Maintainability represents the degree to which a system or product can be efficiently and effectively modified to correct faults, improve performance, or adapt to changes in the environment or requirements. This characteristic includes extensibility, which refers to the ease with which new capabilities can be added without negatively affecting existing functionality.

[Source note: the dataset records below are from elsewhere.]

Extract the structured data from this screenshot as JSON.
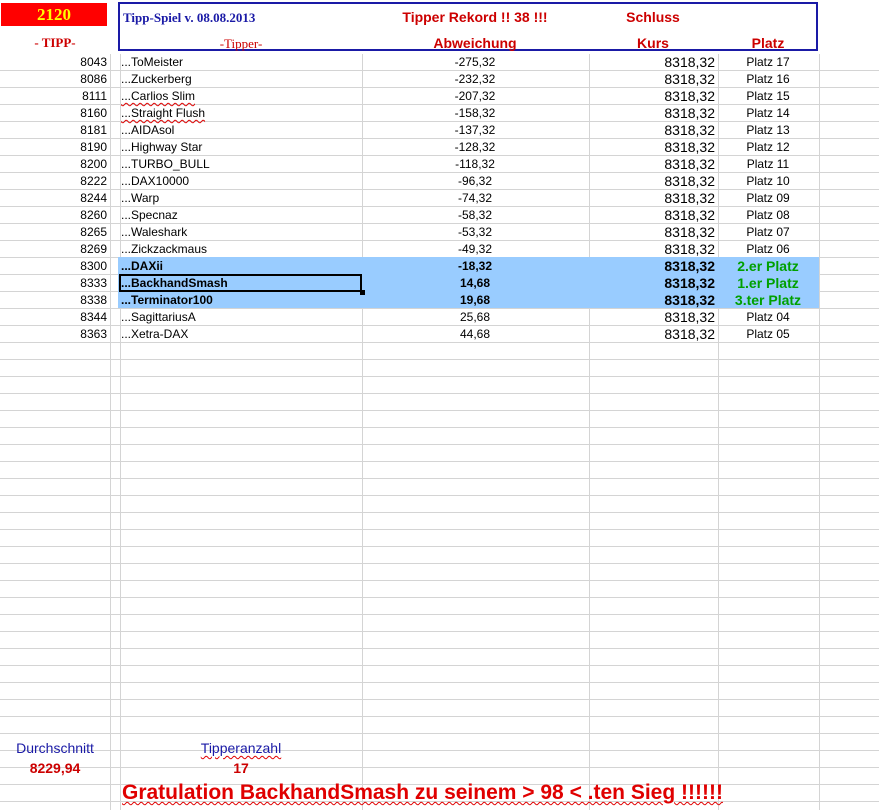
{
  "header": {
    "counter": "2120",
    "tipp_label": "- TIPP-",
    "title": "Tipp-Spiel v. 08.08.2013",
    "tipper_label": "-Tipper-",
    "record": "Tipper Rekord !!  38  !!!",
    "abweichung_label": "Abweichung",
    "schluss_label": "Schluss",
    "kurs_label": "Kurs",
    "platz_label": "Platz"
  },
  "rows": [
    {
      "tipp": "8043",
      "tipper": "...ToMeister",
      "abw": "-275,32",
      "kurs": "8318,32",
      "platz": "Platz 17"
    },
    {
      "tipp": "8086",
      "tipper": "...Zuckerberg",
      "abw": "-232,32",
      "kurs": "8318,32",
      "platz": "Platz 16"
    },
    {
      "tipp": "8111",
      "tipper": "...Carlios Slim",
      "abw": "-207,32",
      "kurs": "8318,32",
      "platz": "Platz 15"
    },
    {
      "tipp": "8160",
      "tipper": "...Straight Flush",
      "abw": "-158,32",
      "kurs": "8318,32",
      "platz": "Platz 14"
    },
    {
      "tipp": "8181",
      "tipper": "...AIDAsol",
      "abw": "-137,32",
      "kurs": "8318,32",
      "platz": "Platz 13"
    },
    {
      "tipp": "8190",
      "tipper": "...Highway Star",
      "abw": "-128,32",
      "kurs": "8318,32",
      "platz": "Platz 12"
    },
    {
      "tipp": "8200",
      "tipper": "...TURBO_BULL",
      "abw": "-118,32",
      "kurs": "8318,32",
      "platz": "Platz 11"
    },
    {
      "tipp": "8222",
      "tipper": "...DAX10000",
      "abw": "-96,32",
      "kurs": "8318,32",
      "platz": "Platz 10"
    },
    {
      "tipp": "8244",
      "tipper": "...Warp",
      "abw": "-74,32",
      "kurs": "8318,32",
      "platz": "Platz 09"
    },
    {
      "tipp": "8260",
      "tipper": "...Specnaz",
      "abw": "-58,32",
      "kurs": "8318,32",
      "platz": "Platz 08"
    },
    {
      "tipp": "8265",
      "tipper": "...Waleshark",
      "abw": "-53,32",
      "kurs": "8318,32",
      "platz": "Platz 07"
    },
    {
      "tipp": "8269",
      "tipper": "...Zickzackmaus",
      "abw": "-49,32",
      "kurs": "8318,32",
      "platz": "Platz 06"
    },
    {
      "tipp": "8300",
      "tipper": "...DAXii",
      "abw": "-18,32",
      "kurs": "8318,32",
      "platz": "2.er Platz"
    },
    {
      "tipp": "8333",
      "tipper": "...BackhandSmash",
      "abw": "14,68",
      "kurs": "8318,32",
      "platz": "1.er Platz"
    },
    {
      "tipp": "8338",
      "tipper": "...Terminator100",
      "abw": "19,68",
      "kurs": "8318,32",
      "platz": "3.ter Platz"
    },
    {
      "tipp": "8344",
      "tipper": "...SagittariusA",
      "abw": "25,68",
      "kurs": "8318,32",
      "platz": "Platz 04"
    },
    {
      "tipp": "8363",
      "tipper": "...Xetra-DAX",
      "abw": "44,68",
      "kurs": "8318,32",
      "platz": "Platz 05"
    }
  ],
  "footer": {
    "durchschnitt_label": "Durchschnitt",
    "durchschnitt_value": "8229,94",
    "tipperanzahl_label": "Tipperanzahl",
    "tipperanzahl_value": "17",
    "gratulation": "Gratulation BackhandSmash zu seinem > 98 < .ten Sieg !!!!!!"
  },
  "colors": {
    "header_red": "#cc0000",
    "title_blue": "#1a1aa6",
    "highlight": "#99ccff",
    "podium_green": "#00a000"
  }
}
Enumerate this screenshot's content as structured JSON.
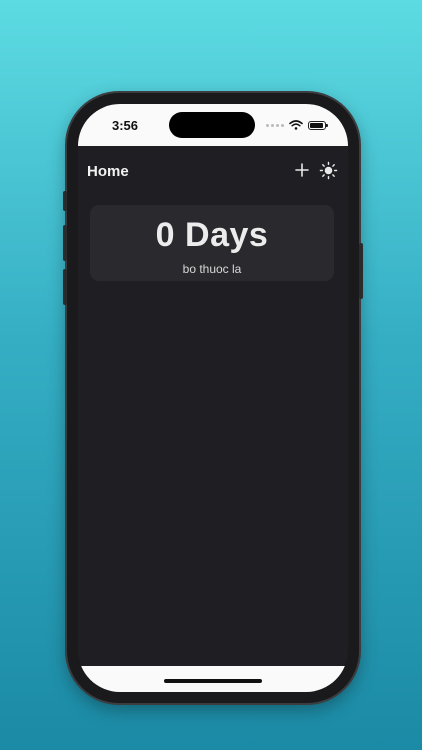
{
  "status_bar": {
    "time": "3:56",
    "battery_level": 0.9
  },
  "nav": {
    "title": "Home",
    "add_icon": "plus-icon",
    "theme_icon": "sun-icon"
  },
  "counter_card": {
    "count_text": "0 Days",
    "label": "bo thuoc la"
  },
  "colors": {
    "screen_background": "#1f1e22",
    "card_background": "#2a292e",
    "text_primary": "#ececec",
    "background_gradient_top": "#5ddbe2",
    "background_gradient_bottom": "#1b8aa5"
  }
}
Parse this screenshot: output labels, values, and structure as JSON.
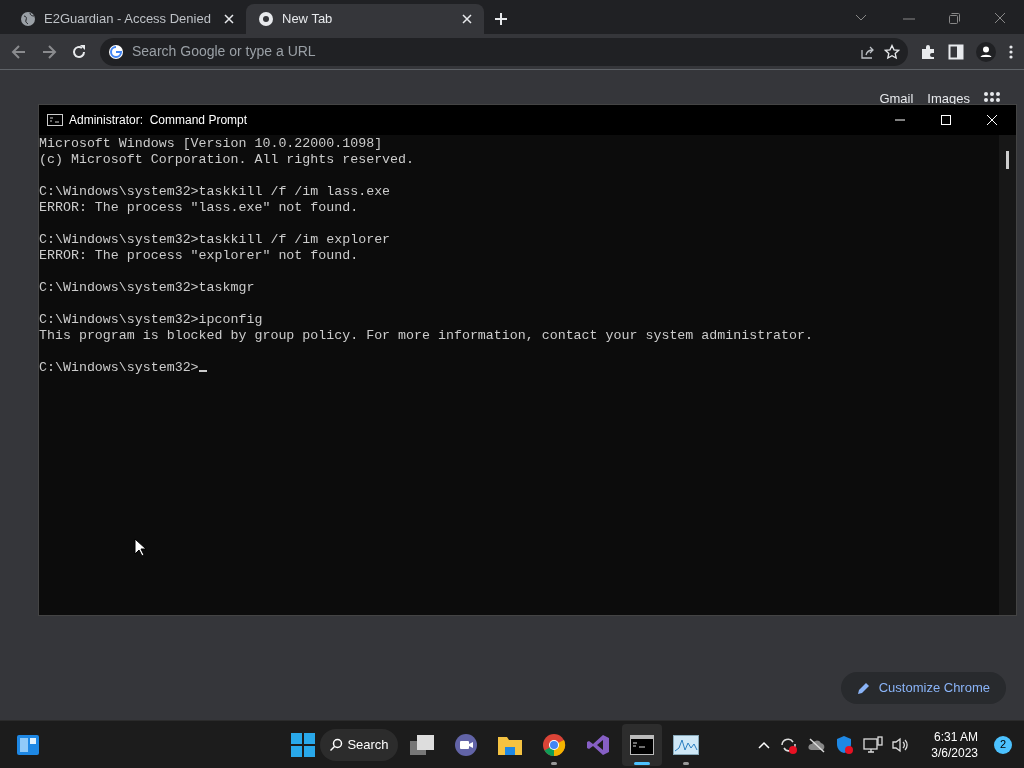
{
  "browser": {
    "tabs": [
      {
        "title": "E2Guardian - Access Denied",
        "selected": false,
        "kind": "globe"
      },
      {
        "title": "New Tab",
        "selected": true,
        "kind": "chrome"
      }
    ],
    "address_bar": {
      "placeholder": "Search Google or type a URL"
    },
    "ntp_links": [
      "Gmail",
      "Images"
    ],
    "customize_button": "Customize Chrome"
  },
  "console": {
    "title": "Administrator:  Command Prompt",
    "blocks": [
      [
        "Microsoft Windows [Version 10.0.22000.1098]",
        "(c) Microsoft Corporation. All rights reserved."
      ],
      [
        "C:\\Windows\\system32>taskkill /f /im lass.exe",
        "ERROR: The process \"lass.exe\" not found."
      ],
      [
        "C:\\Windows\\system32>taskkill /f /im explorer",
        "ERROR: The process \"explorer\" not found."
      ],
      [
        "C:\\Windows\\system32>taskmgr"
      ],
      [
        "C:\\Windows\\system32>ipconfig",
        "This program is blocked by group policy. For more information, contact your system administrator."
      ],
      [
        "C:\\Windows\\system32>"
      ]
    ]
  },
  "taskbar": {
    "search_label": "Search",
    "apps": [
      {
        "kind": "taskview",
        "running": false,
        "active": false
      },
      {
        "kind": "teams",
        "running": false,
        "active": false
      },
      {
        "kind": "explorer",
        "running": false,
        "active": false
      },
      {
        "kind": "chrome",
        "running": true,
        "active": false
      },
      {
        "kind": "vstudio",
        "running": false,
        "active": false
      },
      {
        "kind": "terminal",
        "running": true,
        "active": true
      },
      {
        "kind": "monitor",
        "running": true,
        "active": false
      }
    ],
    "time": "6:31 AM",
    "date": "3/6/2023",
    "notification_count": "2"
  }
}
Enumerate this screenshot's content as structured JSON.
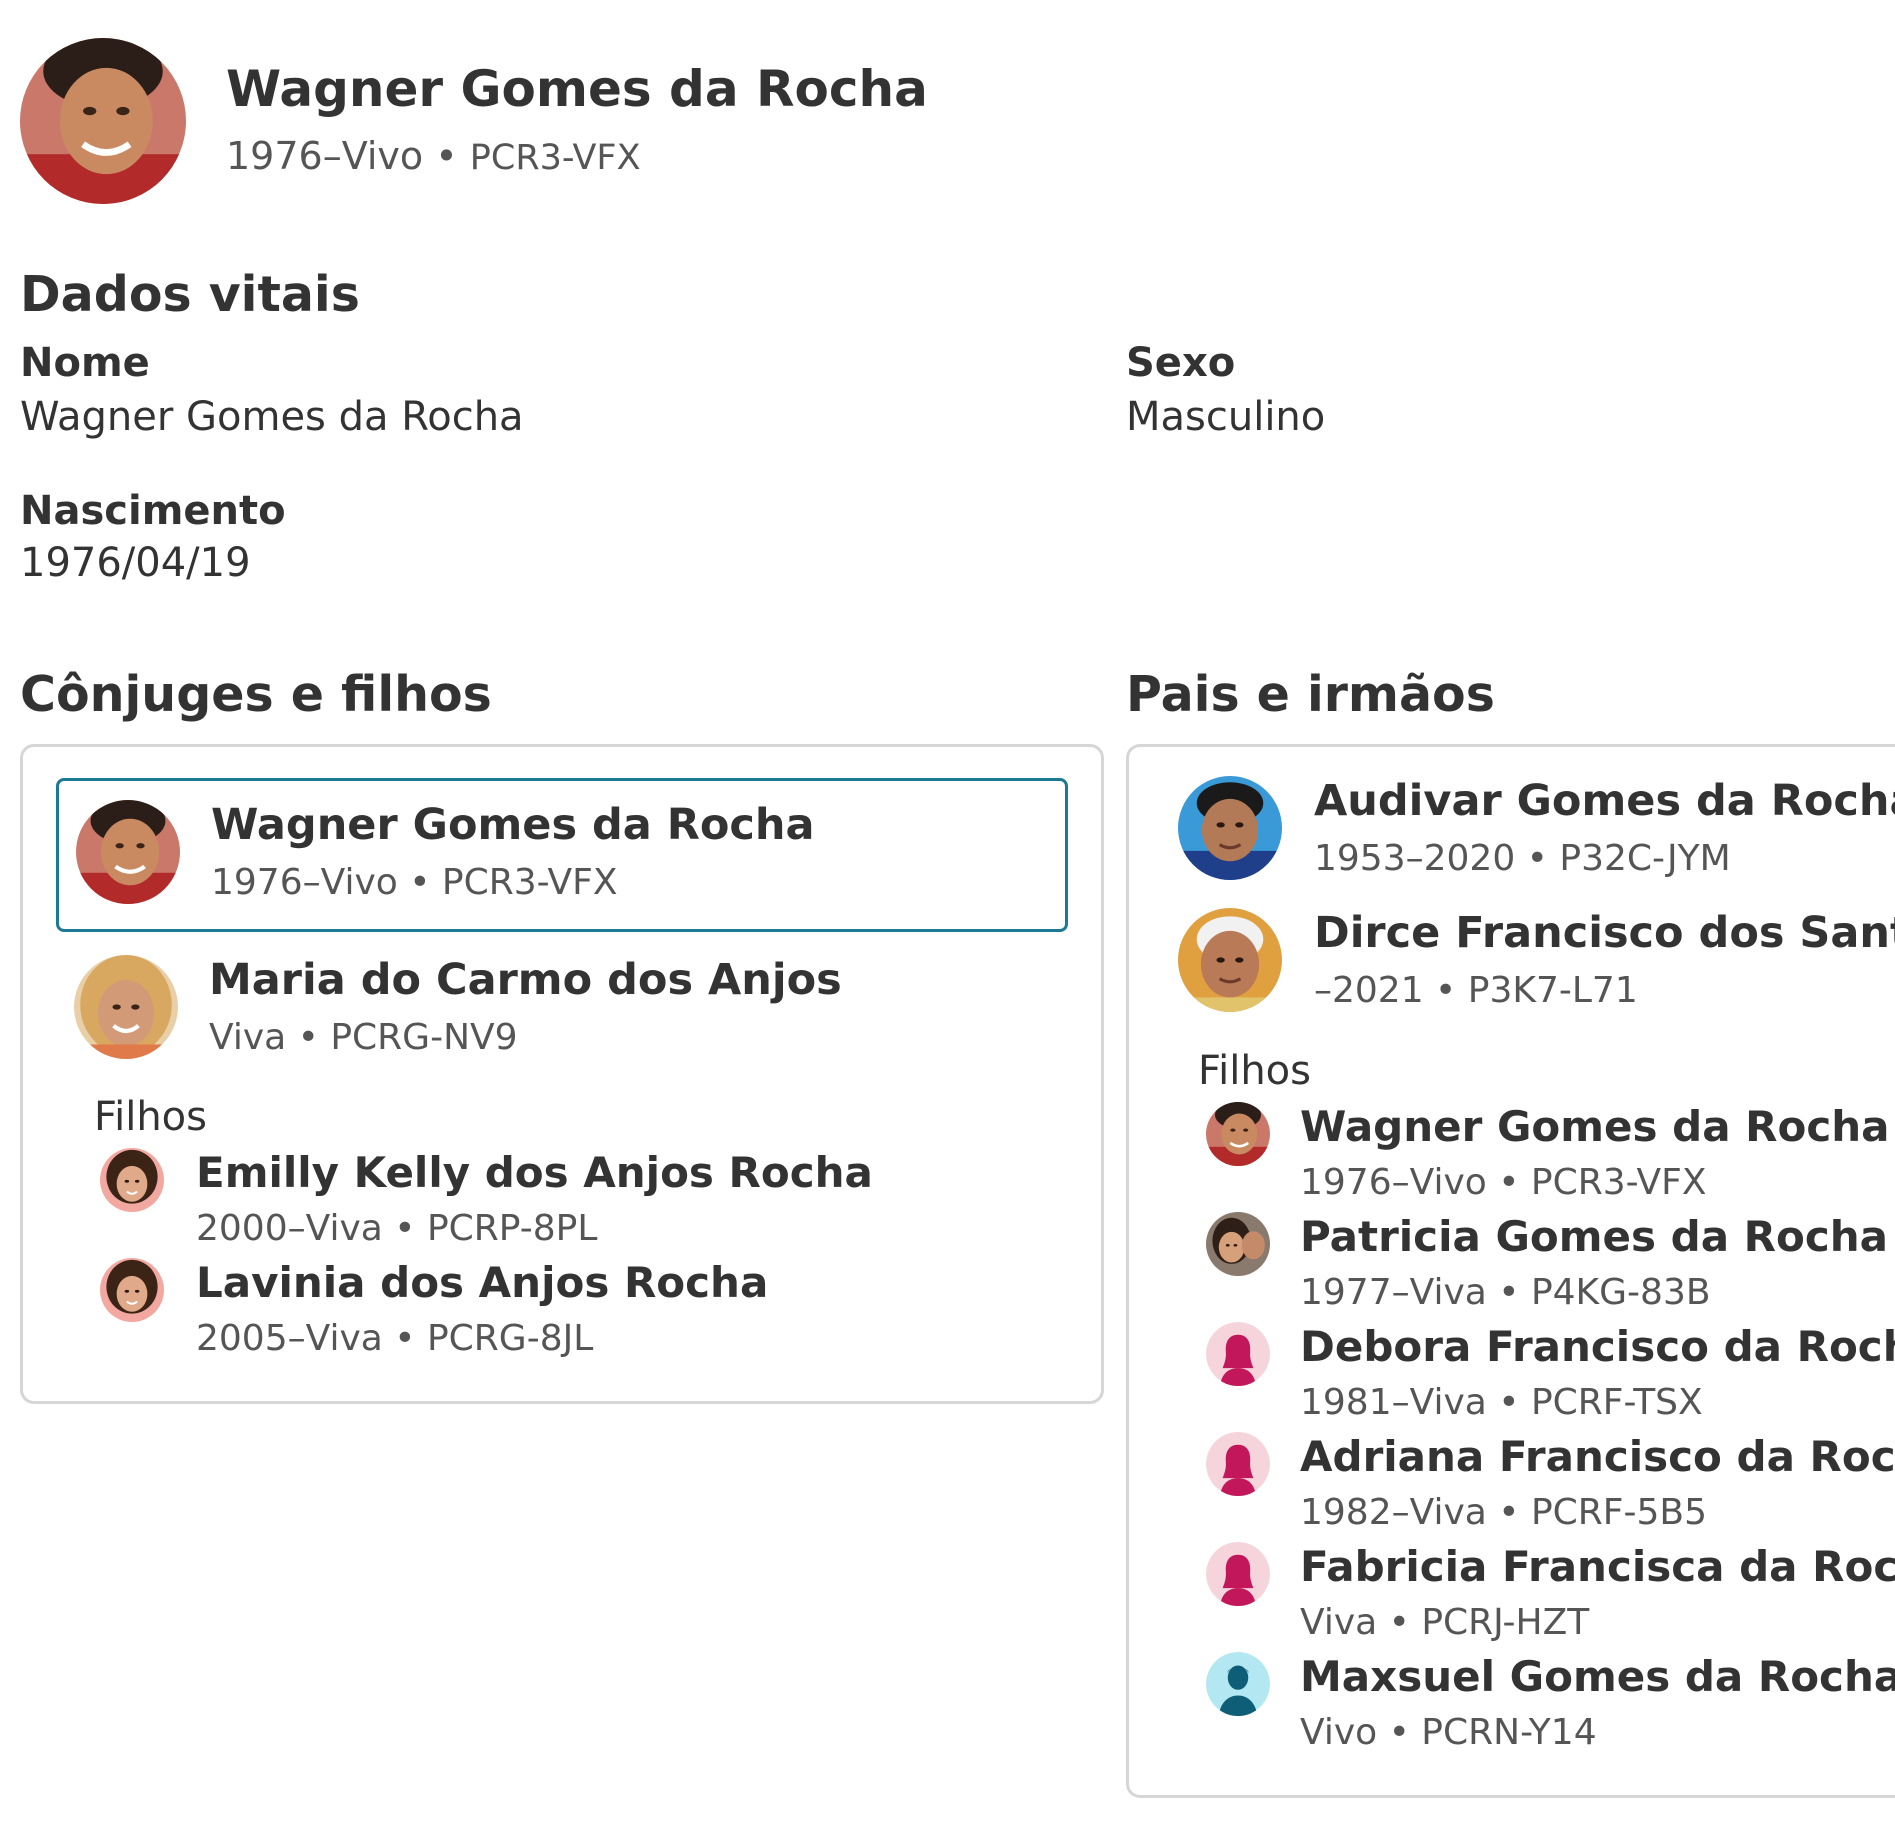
{
  "header": {
    "name": "Wagner Gomes da Rocha",
    "lifespan": "1976–Vivo",
    "sep": "•",
    "pid": "PCR3-VFX"
  },
  "vitals": {
    "title": "Dados vitais",
    "name_label": "Nome",
    "name_value": "Wagner Gomes da Rocha",
    "sex_label": "Sexo",
    "sex_value": "Masculino",
    "birth_label": "Nascimento",
    "birth_value": "1976/04/19"
  },
  "spouses": {
    "title": "Cônjuges e filhos",
    "couple": [
      {
        "name": "Wagner Gomes da Rocha",
        "meta": "1976–Vivo • PCR3-VFX",
        "selected": true
      },
      {
        "name": "Maria do Carmo dos Anjos",
        "meta": "Viva • PCRG-NV9"
      }
    ],
    "children_label": "Filhos",
    "children": [
      {
        "name": "Emilly Kelly dos Anjos Rocha",
        "meta": "2000–Viva • PCRP-8PL"
      },
      {
        "name": "Lavinia dos Anjos Rocha",
        "meta": "2005–Viva • PCRG-8JL"
      }
    ]
  },
  "parents": {
    "title": "Pais e irmãos",
    "couple": [
      {
        "name": "Audivar Gomes da Rocha",
        "meta": "1953–2020 • P32C-JYM"
      },
      {
        "name": "Dirce Francisco dos Santos",
        "meta": "–2021 • P3K7-L71"
      }
    ],
    "children_label": "Filhos",
    "children": [
      {
        "name": "Wagner Gomes da Rocha",
        "meta": "1976–Vivo • PCR3-VFX",
        "avatar": "photo"
      },
      {
        "name": "Patricia Gomes da Rocha",
        "meta": "1977–Viva • P4KG-83B",
        "avatar": "photo"
      },
      {
        "name": "Debora Francisco da Rocha",
        "meta": "1981–Viva • PCRF-TSX",
        "avatar": "female-placeholder-icon"
      },
      {
        "name": "Adriana Francisco da Rocha",
        "meta": "1982–Viva • PCRF-5B5",
        "avatar": "female-placeholder-icon"
      },
      {
        "name": "Fabricia Francisca da Rocha",
        "meta": "Viva • PCRJ-HZT",
        "avatar": "female-placeholder-icon"
      },
      {
        "name": "Maxsuel Gomes da Rocha",
        "meta": "Vivo • PCRN-Y14",
        "avatar": "male-placeholder-icon"
      }
    ]
  },
  "colors": {
    "selected_border": "#1d7a94",
    "card_border": "#d6d6d6",
    "female_placeholder_bg": "#f6d4dc",
    "female_placeholder_fg": "#c2185b",
    "male_placeholder_bg": "#b3e7f2",
    "male_placeholder_fg": "#0f5e78"
  }
}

Five studies accentuated the importance of maintainability in cohort systems [14, 22, 36, 60, 65]. Frameworks like GenomicsDB simplified system updates in Spark clusters through enhanced maintainability [36], and communication-enabled IT networks improved medical research by integrating biomarkers [14]. To ensure long-term upkeep, studies recommended version-controlled tools, modular design, and microservices architecture [22, 60]. Extensibility was emphasized in five studies [21, 41, 61, 63, 65] to ensure the rapid adaptability and reusability of systems for emerging research needs. The SHIP project tools and modular neuroimaging data systems demonstrated effective reusability for new diseases [41, 63]. Iterative updates using spiral models, open-source architectures that facilitated harmonization, and reusable software modules like those of the MOSAIC project further strengthened extensibility and long-term maintainability [21, 41, 61, 63, 65].

Privacy

Privacy in CDMS involves a comprehensive framework of legal, technical, and ethical safeguards to protect sensitive personal and health information. Although privacy is a subset of security, it plays a significantly more prominent and independent role in the context of medical research and health-related data, as reflected in 26 studies [4,5,6, 8, 14, 20, 21, 23, 25, 26, 28,29,30,31, 36, 37, 42, 43, 45, 60, 61, 64, 65, 67, 68, 70]. Regulatory compliance is foundational, requiring systems to adhere to national and international laws such as the HIPAA in the U.S.A [23, 28, 29, 36, 42, 60, 65, 70], GDPR in the EU [4, 5, 8, 20, 21, 31], UK Data Protection Act [5], and regional legislations like Germany’s BDSG (Bundesdatenschutzgesetz) [6, 21], the Swedish legal framework [45], national commission on informatics and liberty (CNIL) [68] and the Human Tissue Act in the UK [67]. Many studies obtained approval from IRBs and ethics committees [25, 26, 31, 61, 62, 70], and several systems followed recognized security standards such as ISO/IEC 27001 [5, 8], FISMA, and NIST guidelines [29, 60, 65]. At the system level, role-based and fine-grained access, AES-128/256, TLS/SSL, and infrastructure like Amazon Web Services (AWS) IAM, virtual private networks (VPNs), and private clouds strengthen protection [4, 5, 8, 28,29,30, 42, 43, 45, 60, 65]. Audit trails maintain accountability [28, 30, 45]. Informed consent and eConsent ensure participant autonomy, with withdrawal and GDPR’s “right to be forgotten” supported by tools like gICS [4, 6, 8, 14, 21, 26, 30, 31, 60,61,62, 64]. Data separation and minimization safeguard personally identifiable information (PII) by storing it apart from medical data [6, 8, 14, 20, 21, 26, 30, 31, 37, 65, 70].